An estimated 82,300 people in the U.S. -- typically men over age 55 -- are diagnosed with bladder cancer annually. Late-stage disease patients have few effective treatment options.

The researchers explored the ARID1A gene, a key tumor-suppressing gene in bladder cells, which encodes a protein in humans called AT-rich interactive domain-containing protein 1A (ARID1A). ARID1A is one of the most frequently mutated genes, suggesting that it works to suppress tumor formation.

They found that ARID1A mutations ramp up a suite of cancer-causing genes. At the same time, the mutated cells ramp down a molecule needed to "translate" these genes' messenger RNAs into cancer-causing proteins that enable unrestrained growth. They dubbed this "transcriptional-translational conflict": the increased transcription of genes that could drive cancer, countered by the decreased translation, or synthesis, of their proteins.

To learn why mutations that block ARID1A activity promote tumors, the researchers deleted ARID1A in the cells lining the bladders of mice. But the mice did not develop tumors, even with a ramped-up suite of pro-growth genes. The researchers unexpectedly found that in bladder cells missing ARID1A, RNA translation (protein synthesis) went down, not up.
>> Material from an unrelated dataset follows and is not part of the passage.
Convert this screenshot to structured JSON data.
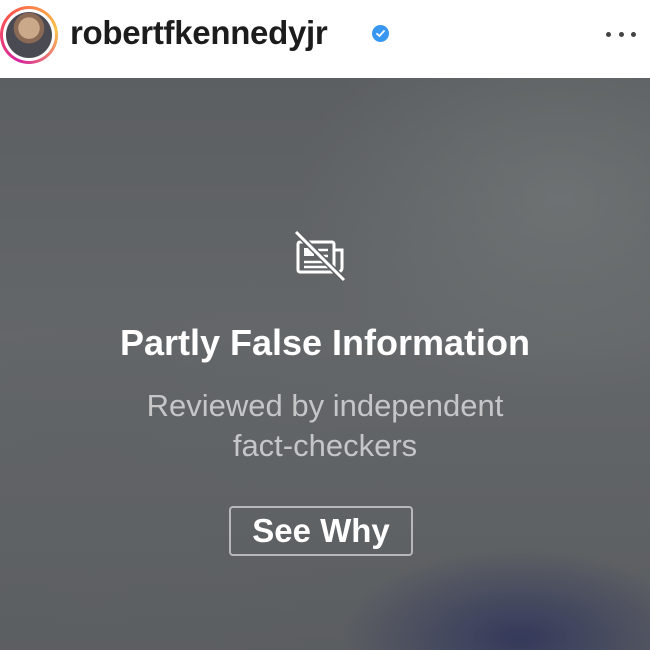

Since cancer cells need abundant protein to grow and proliferate, a longstanding idea was that more translation promoted cancer. The researchers realized instead that the pro-cancer genes turned on in cells lacking ARID1A were like a pile of tinder. As long as the cells kept the RNA translation "match" out of reach, no tumors could ignite. Thus, ARID1A loss ultimately reduces the output of new proteins.

The researchers found that a bladder cancer-promoting compound in cigarette smoke, called N-butyl-N-(4-hydroxybutyl) nitrosamine (BBN), boosts the protein machine component blocked by ARID1A loss, causing an uptick in protein production. Dosing mice with BBN prior to deleting ARID1A balanced translation and unleashed the pro-cancer potential in genes turned on without ARID1A. Tumors grew and progressed more quickly in BBN-treated mice lacking ARID1A than in mice that retained the gene, confirming that translational-transcriptional conflict suppresses tumor formation.

The scientists reinstalled the "emergency brake" by using the protein synthesis inhibitor homoharringtonine (HHT). They used tissue from BBN-induced tumors to create lab-grown tumor models called organoids. HHT slowed the growth of organoids missing ARID1A at concentrations that didn't stop organoids with normal ARID1A from growing. HHT also decreased tumor growth by 59% in patient-derived xenograft mouse models with low ARID1A levels, and by 36% in mice with moderate ARID1A levels, but did not affect tumor growth in mice with high levels of the protein.

"This provides a potential therapeutic window of how we could use this genomic alteration in ARID1A as a foothold for treating patients with advanced disease," said co-author Dr. Andrew Hsieh, Hutchinson scientist, in a statement. "If this finding holds true in other cancers, it will help us better understand how to target the translation apparatus."